ポンポンと頭を撫でて、顔を見せてと囁きかけるが、首を振られた。
相当落ち込んでしまったらしい。
「いいんじゃないですか、たまには。誰にだってありますよ、疲れて甘えたくなることなんて」
「だが……」
「俺だって一人で寝るのは寂しかったですよ。いつもあなたに抱き締められながら眠ってますからね」
たまには一人寝も自由でいいなと思ったことは黙っておく。
「伊織も寂しかったのか……」
「そうです。だから、そんなに気にしないで下さい。寧ろ、可愛かったのでまたどうぞ」
これは本音。いつものやらしい甘え方とは違う、素直で子どもっぽい甘え方はただ可愛かった。

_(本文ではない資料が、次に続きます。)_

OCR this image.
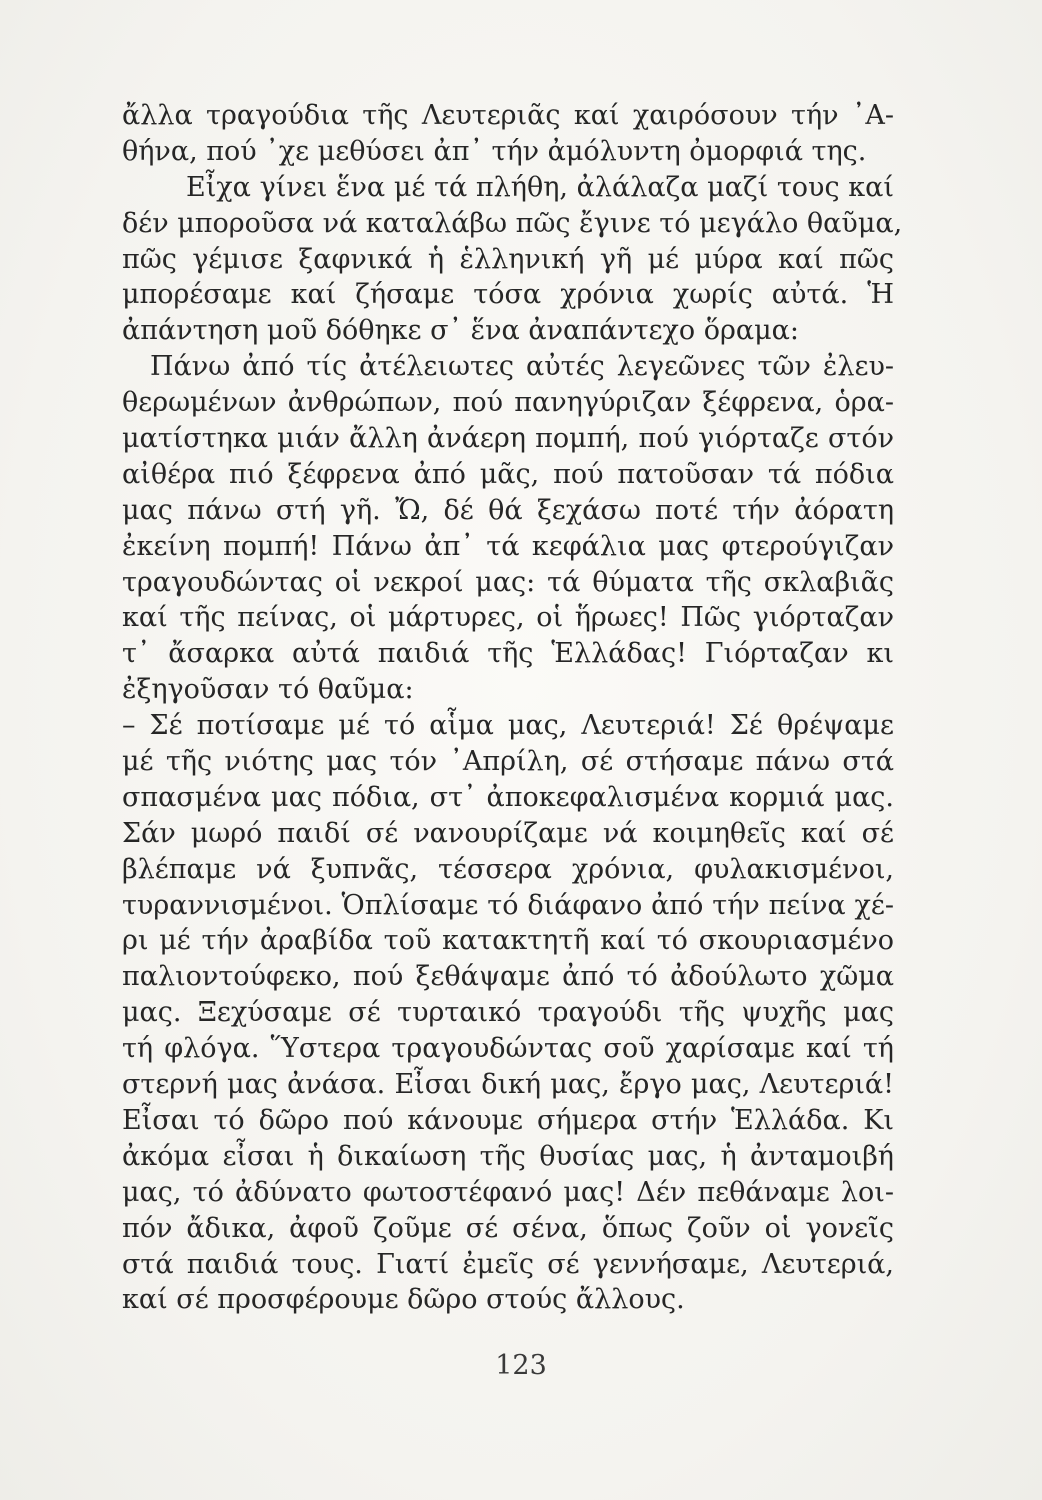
ἄλλα τραγούδια τῆς Λευτεριᾶς καί χαιρόσουν τήν ᾿Α-
θήνα, πού ᾽χε μεθύσει ἀπ᾽ τήν ἀμόλυντη ὀμορφιά της.
Εἶχα γίνει ἕνα μέ τά πλήθη, ἀλάλαζα μαζί τους καί
δέν μποροῦσα νά καταλάβω πῶς ἔγινε τό μεγάλο θαῦμα,
πῶς γέμισε ξαφνικά ἡ ἑλληνική γῆ μέ μύρα καί πῶς
μπορέσαμε καί ζήσαμε τόσα χρόνια χωρίς αὐτά. Ἡ
ἀπάντηση μοῦ δόθηκε σ᾽ ἕνα ἀναπάντεχο ὅραμα:
Πάνω ἀπό τίς ἀτέλειωτες αὐτές λεγεῶνες τῶν ἐλευ-
θερωμένων ἀνθρώπων, πού πανηγύριζαν ξέφρενα, ὁρα-
ματίστηκα μιάν ἄλλη ἀνάερη πομπή, πού γιόρταζε στόν
αἰθέρα πιό ξέφρενα ἀπό μᾶς, πού πατοῦσαν τά πόδια
μας πάνω στή γῆ. Ὤ, δέ θά ξεχάσω ποτέ τήν ἀόρατη
ἐκείνη πομπή! Πάνω ἀπ᾽ τά κεφάλια μας φτερούγιζαν
τραγουδώντας οἱ νεκροί μας: τά θύματα τῆς σκλαβιᾶς
καί τῆς πείνας, οἱ μάρτυρες, οἱ ἥρωες! Πῶς γιόρταζαν
τ᾽ ἄσαρκα αὐτά παιδιά τῆς Ἑλλάδας! Γιόρταζαν κι
ἐξηγοῦσαν τό θαῦμα:
– Σέ ποτίσαμε μέ τό αἷμα μας, Λευτεριά! Σέ θρέψαμε
μέ τῆς νιότης μας τόν ᾿Απρίλη, σέ στήσαμε πάνω στά
σπασμένα μας πόδια, στ᾽ ἀποκεφαλισμένα κορμιά μας.
Σάν μωρό παιδί σέ νανουρίζαμε νά κοιμηθεῖς καί σέ
βλέπαμε νά ξυπνᾶς, τέσσερα χρόνια, φυλακισμένοι,
τυραννισμένοι. Ὁπλίσαμε τό διάφανο ἀπό τήν πείνα χέ-
ρι μέ τήν ἀραβίδα τοῦ κατακτητῆ καί τό σκουριασμένο
παλιοντούφεκο, πού ξεθάψαμε ἀπό τό ἀδούλωτο χῶμα
μας. Ξεχύσαμε σέ τυρταικό τραγούδι τῆς ψυχῆς μας
τή φλόγα. Ὕστερα τραγουδώντας σοῦ χαρίσαμε καί τή
στερνή μας ἀνάσα. Εἶσαι δική μας, ἔργο μας, Λευτεριά!
Εἶσαι τό δῶρο πού κάνουμε σήμερα στήν Ἑλλάδα. Κι
ἀκόμα εἶσαι ἡ δικαίωση τῆς θυσίας μας, ἡ ἀνταμοιβή
μας, τό ἀδύνατο φωτοστέφανό μας! Δέν πεθάναμε λοι-
πόν ἄδικα, ἀφοῦ ζοῦμε σέ σένα, ὅπως ζοῦν οἱ γονεῖς
στά παιδιά τους. Γιατί ἐμεῖς σέ γεννήσαμε, Λευτεριά,
καί σέ προσφέρουμε δῶρο στούς ἄλλους.
123
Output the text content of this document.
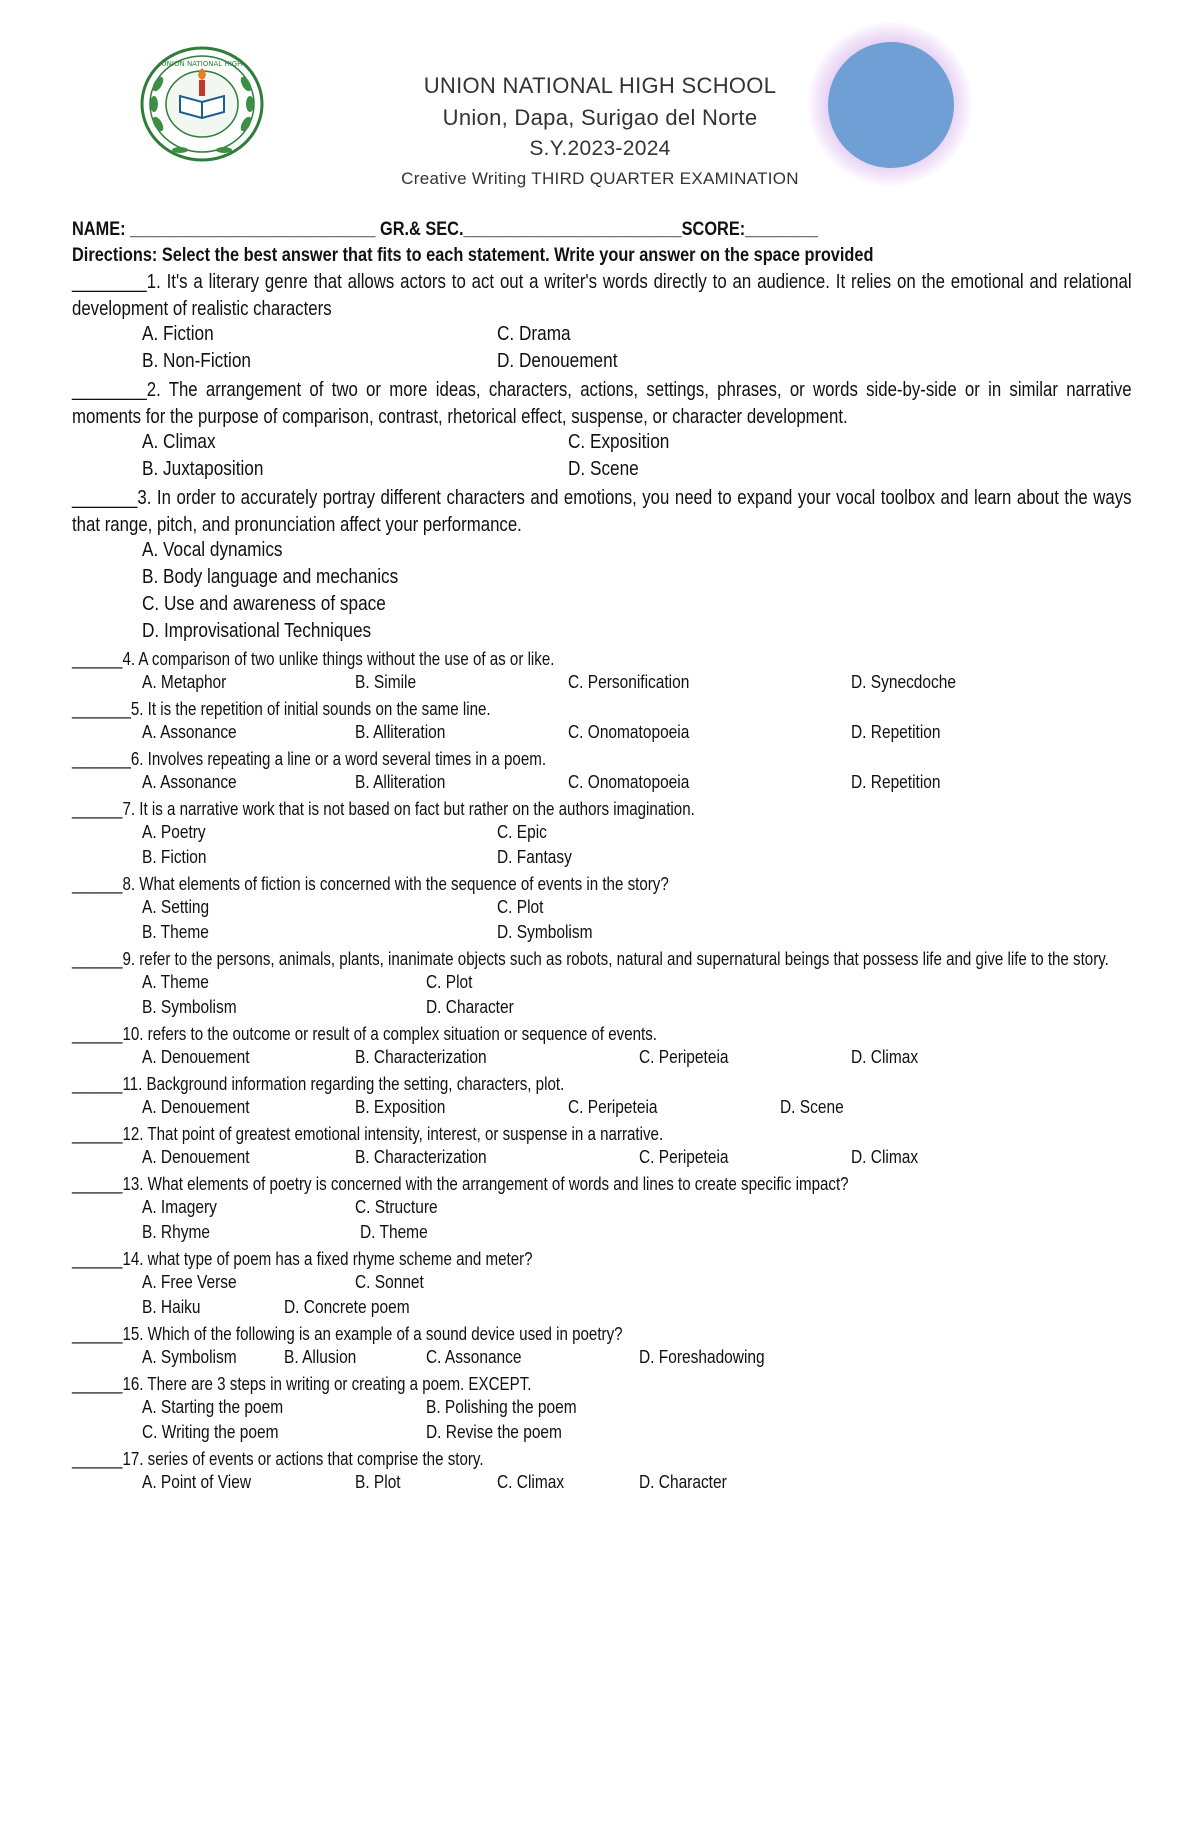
UNION NATIONAL HIGH
UNION NATIONAL HIGH SCHOOL
Union, Dapa, Surigao del Norte
S.Y.2023-2024
Creative Writing THIRD QUARTER EXAMINATION
NAME: ___________________________ GR.& SEC.________________________SCORE:________
Directions: Select the best answer that fits to each statement. Write your answer on the space provided
________1. It's a literary genre that allows actors to act out a writer's words directly to an audience. It relies on the emotional and relational development of realistic characters
A. Fiction	C. Drama
B. Non-Fiction	D. Denouement
________2. The arrangement of two or more ideas, characters, actions, settings, phrases, or words side-by-side or in similar narrative moments for the purpose of comparison, contrast, rhetorical effect, suspense, or character development.
A. Climax	C. Exposition
B. Juxtaposition	D. Scene
_______3. In order to accurately portray different characters and emotions, you need to expand your vocal toolbox and learn about the ways that range, pitch, and pronunciation affect your performance.
A. Vocal dynamics
B. Body language and mechanics
C. Use and awareness of space
D. Improvisational Techniques
______4. A comparison of two unlike things without the use of as or like.
A. Metaphor	B. Simile	C. Personification	D. Synecdoche
_______5. It is the repetition of initial sounds on the same line.
A. Assonance	B. Alliteration	C. Onomatopoeia	D. Repetition
_______6. Involves repeating a line or a word several times in a poem.
A. Assonance	B. Alliteration	C. Onomatopoeia	D. Repetition
______7. It is a narrative work that is not based on fact but rather on the authors imagination.
A. Poetry	C. Epic
B. Fiction	D. Fantasy
______8. What elements of fiction is concerned with the sequence of events in the story?
A. Setting	C. Plot
B. Theme	D. Symbolism
______9. refer to the persons, animals, plants, inanimate objects such as robots, natural and supernatural beings that possess life and give life to the story.
A. Theme	C. Plot
B. Symbolism	D. Character
______10. refers to the outcome or result of a complex situation or sequence of events.
A. Denouement	B. Characterization	C. Peripeteia	D. Climax
______11. Background information regarding the setting, characters, plot.
A. Denouement	B. Exposition	C. Peripeteia	D. Scene
______12. That point of greatest emotional intensity, interest, or suspense in a narrative.
A. Denouement	B. Characterization	C. Peripeteia	D. Climax
______13. What elements of poetry is concerned with the arrangement of words and lines to create specific impact?
A. Imagery	C. Structure
B. Rhyme	D. Theme
______14. what type of poem has a fixed rhyme scheme and meter?
A. Free Verse	C. Sonnet
B. Haiku	D. Concrete poem
______15. Which of the following is an example of a sound device used in poetry?
A. Symbolism	B. Allusion	C. Assonance	D. Foreshadowing
______16. There are 3 steps in writing or creating a poem. EXCEPT.
A. Starting the poem	B. Polishing the poem
C. Writing the poem	D. Revise the poem
______17. series of events or actions that comprise the story.
A. Point of View	B. Plot	C. Climax	D. Character
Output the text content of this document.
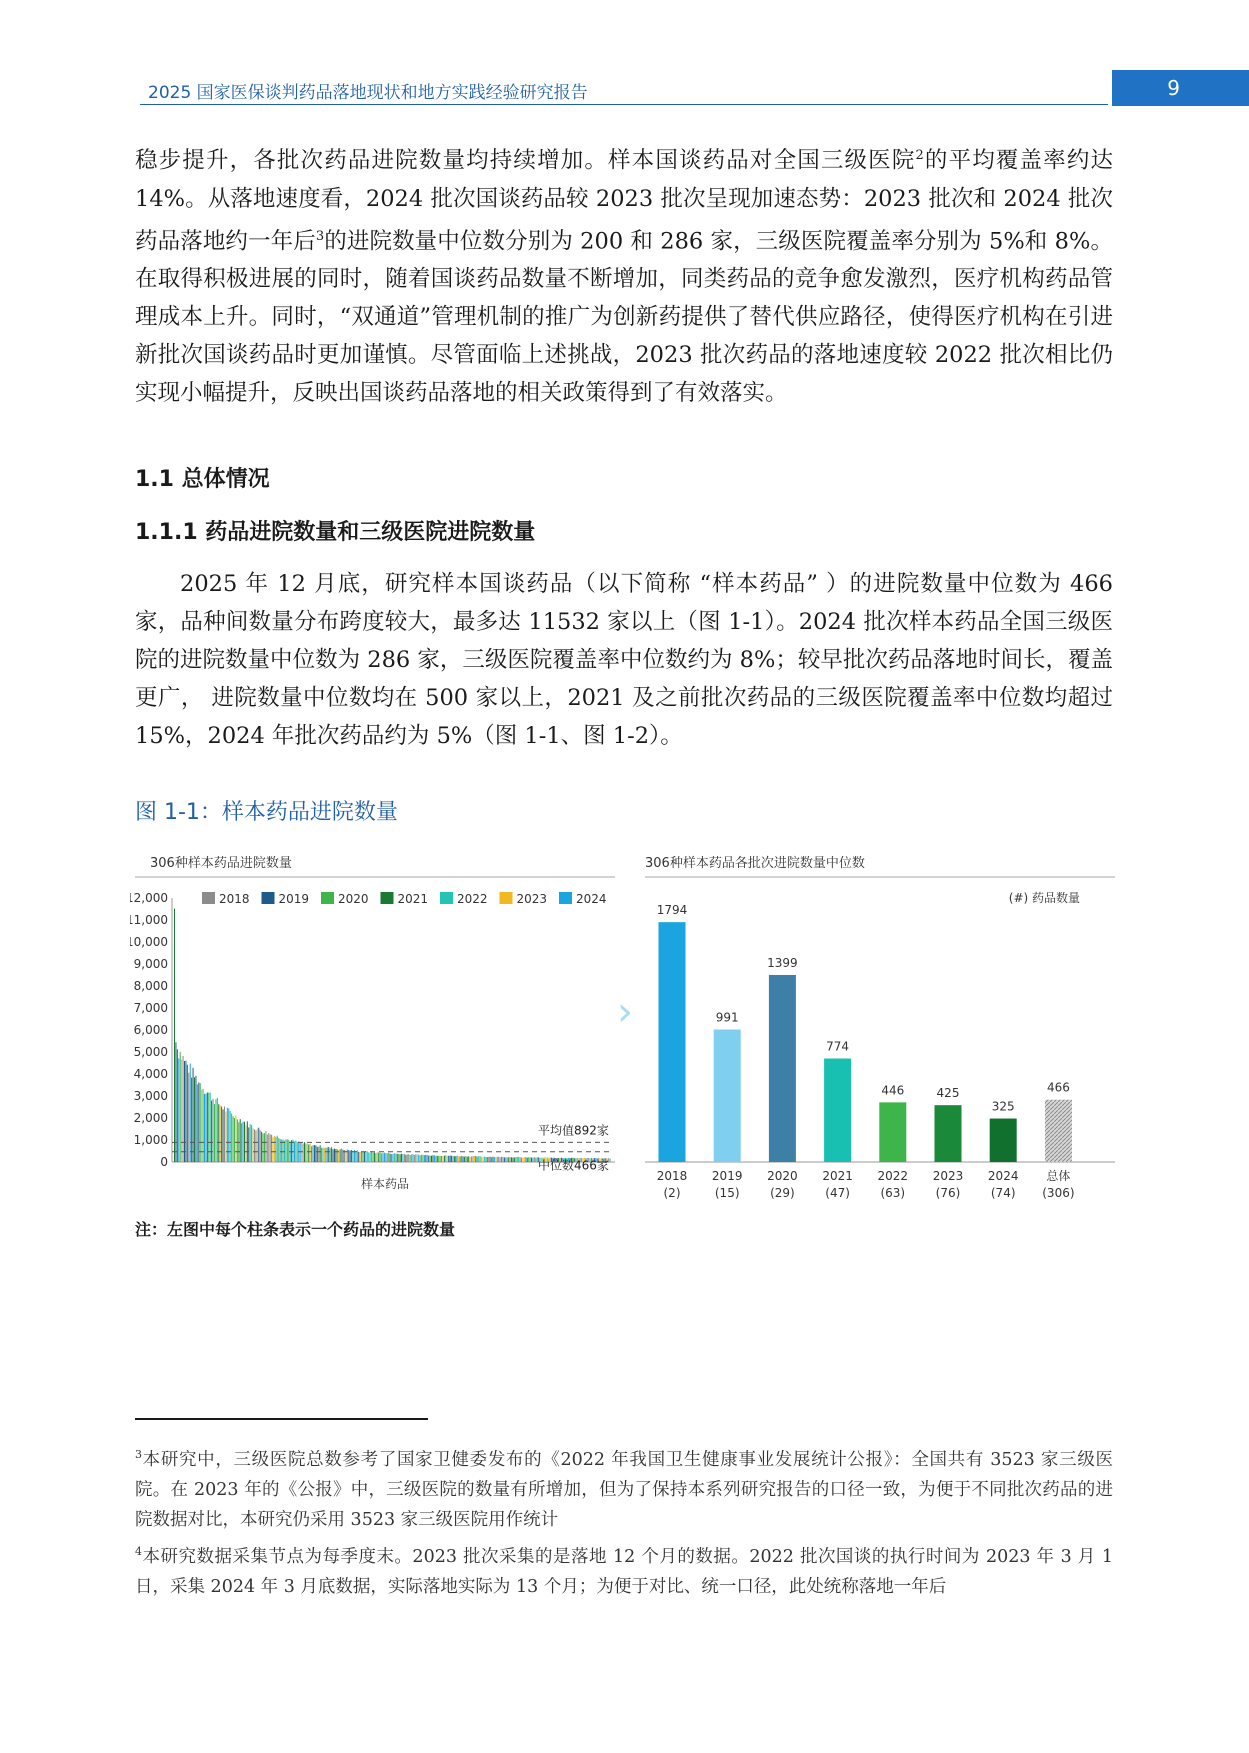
2025 国家医保谈判药品落地现状和地方实践经验研究报告	9

稳步提升，各批次药品进院数量均持续增加。样本国谈药品对全国三级医院$^2$的平均覆盖率约达 14%。从落地速度看，2024 批次国谈药品较 2023 批次呈现加速态势：2023 批次和 2024 批次药品落地约一年后$^3$的进院数量中位数分别为 200 和 286 家，三级医院覆盖率分别为 5%和 8%。在取得积极进展的同时，随着国谈药品数量不断增加，同类药品的竞争愈发激烈，医疗机构药品管理成本上升。同时，“双通道”管理机制的推广为创新药提供了替代供应路径，使得医疗机构在引进新批次国谈药品时更加谨慎。尽管面临上述挑战，2023 批次药品的落地速度较 2022 批次相比仍实现小幅提升，反映出国谈药品落地的相关政策得到了有效落实。

1.1 总体情况
1.1.1 药品进院数量和三级医院进院数量

2025 年 12 月底，研究样本国谈药品（以下简称 “样本药品” ）的进院数量中位数为 466 家，品种间数量分布跨度较大，最多达 11532 家以上（图 1-1）。2024 批次样本药品全国三级医院的进院数量中位数为 286 家，三级医院覆盖率中位数约为 8%；较早批次药品落地时间长，覆盖更广， 进院数量中位数均在 500 家以上，2021 及之前批次药品的三级医院覆盖率中位数均超过 15%，2024 年批次药品约为 5%（图 1-1、图 1-2）。

图 1-1：样本药品进院数量
306种样本药品进院数量
0
1,000
2,000
3,000
4,000
5,000
6,000
7,000
8,000
9,000
10,000
11,000
12,000	2018 2019 2020 2021 2022 2023 2024
平均值892家
中位数466家
样本药品
›
306种样本药品各批次进院数量中位数
(#) 药品数量
1794
2018
(2)
991
2019
(15)
1399
2020
(29)
774
2021
(47)
446
2022
(63)
425
2023
(76)
325
2024
(74)
466
总体
(306)
注：左图中每个柱条表示一个药品的进院数量

$^3$本研究中，三级医院总数参考了国家卫健委发布的《2022 年我国卫生健康事业发展统计公报》：全国共有 3523 家三级医院。在 2023 年的《公报》中，三级医院的数量有所增加，但为了保持本系列研究报告的口径一致，为便于不同批次药品的进院数据对比，本研究仍采用 3523 家三级医院用作统计

$^4$本研究数据采集节点为每季度末。2023 批次采集的是落地 12 个月的数据。2022 批次国谈的执行时间为 2023 年 3 月 1 日，采集 2024 年 3 月底数据，实际落地实际为 13 个月；为便于对比、统一口径，此处统称落地一年后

撫で回して、腕の中で気の済むまで泣かしてあげたいと思った。
「……本当に、いいのか?」
「もちろん。いっぱい甘やかしてあげますよ。ーーここは私室でしょう。陛下じゃなくていいんですよ、フォルティス様」
「……!」
名前で呼ぶとやっと顔をあげてくれた。綺麗なダイヤモンドが潤んでいる。
額にちゅっとキスして顔を胸に引き寄せた。
「出勤までまだ時間はたっぷりありますけど、どうして欲しいですか?」
「……しばらくこうしてて欲しい」
「いいですよ」
つむじに口唇を落として、震える背を撫で続けた。